# Car Insurance



## snr-fred (Feb 25, 2010)

oky-doky,
Just about to buy a car and was wondering if anyone knew of a good insurance firm...yes I mean cheap..(ish), any help would be a help

Thanks


----------



## jojo (Sep 20, 2007)

I use Ibex, but theres linea direct, abbeygate, knights.................. Cant give you anymore info than that, but google them. Altho I'm sure that you'll get some more answers!

Jo xxx


----------



## snr-fred (Feb 25, 2010)

Thanks man


----------



## snr-fred (Feb 25, 2010)

Thanks man or in your case "maam", will check them out


----------



## gus-lopez (Jan 4, 2010)

Liberty seguros or try this it's an on line price comparison site. ( in Spanish obviously)

Seguros coche - calcular precios seguros automovil
Also remember that anything that in the UK that is a car - derived van is classed here as a van & is insured as a commercial vehicle. Like, ford tourneo connect, peugeot partner, renault berlingo , fiat doblo , etc:


----------



## dunmovin (Dec 19, 2008)

dragon insurance sorted my car house and travel insurance. English speaker answer the phone


----------



## VFR (Dec 23, 2009)

I use Mapfre as most Spanish I know use them & they allow 4 payments to be spread across the year for just a little extra.
I am also told (?) that should you need the Grua they will recover your car from any place, as many of the others will not recover from caminos should the car fail there.


----------



## siobhanwf (Mar 20, 2009)

YIPPEE!!! IBEX insurance have come up trumps again.
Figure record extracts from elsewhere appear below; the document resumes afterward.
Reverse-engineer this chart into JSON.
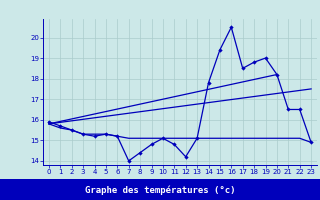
{
  "x_hours": [
    0,
    1,
    2,
    3,
    4,
    5,
    6,
    7,
    8,
    9,
    10,
    11,
    12,
    13,
    14,
    15,
    16,
    17,
    18,
    19,
    20,
    21,
    22,
    23
  ],
  "temp_main": [
    15.9,
    15.7,
    15.5,
    15.3,
    15.2,
    15.3,
    15.2,
    14.0,
    14.4,
    14.8,
    15.1,
    14.8,
    14.2,
    15.1,
    17.8,
    19.4,
    20.5,
    18.5,
    18.8,
    19.0,
    18.2,
    16.5,
    16.5,
    14.9
  ],
  "temp_flat": [
    15.8,
    15.6,
    15.5,
    15.3,
    15.3,
    15.3,
    15.2,
    15.1,
    15.1,
    15.1,
    15.1,
    15.1,
    15.1,
    15.1,
    15.1,
    15.1,
    15.1,
    15.1,
    15.1,
    15.1,
    15.1,
    15.1,
    15.1,
    14.9
  ],
  "trend1_x": [
    0,
    23
  ],
  "trend1_y": [
    15.8,
    17.5
  ],
  "trend2_x": [
    0,
    20
  ],
  "trend2_y": [
    15.8,
    18.2
  ],
  "ylim": [
    13.8,
    20.9
  ],
  "xlim": [
    -0.5,
    23.5
  ],
  "yticks": [
    14,
    15,
    16,
    17,
    18,
    19,
    20
  ],
  "xticks": [
    0,
    1,
    2,
    3,
    4,
    5,
    6,
    7,
    8,
    9,
    10,
    11,
    12,
    13,
    14,
    15,
    16,
    17,
    18,
    19,
    20,
    21,
    22,
    23
  ],
  "line_color": "#0000bb",
  "bg_color": "#cce8e8",
  "grid_color": "#aacccc",
  "xlabel": "Graphe des températures (°c)",
  "tick_fontsize": 5.0,
  "label_fontsize": 6.5,
  "label_bar_color": "#0000bb"
}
They even matched the 2 months free insurance from Abbeygate!!!!


----------



## country boy (Mar 10, 2010)

It depends where in "Spain" you are.
We use an English owned Agency in Coin and they are very competitive and have changed our Insurers several times over the years to get us the best deal. 
We had a very bad experience when we first came to Spain with Linea Directa in premiums from the second year onwards after the amazing "starter" quote to hook us in for the new policy; however I've heard other people extol their virtues so cannot comment otherwise.


----------



## JBODEN (Jul 10, 2009)

If you want to change from one insurance Co. to another do you have to give the old one notice of that fact?


----------



## morlandg (Jun 8, 2008)

JBODEN said:


> If you want to change from one insurance Co. to another do you have to give the old one notice of that fact?


I understand it is 2 months notice - even though the insurance company will probably only give you a week's notice of their more expensive renewal!


----------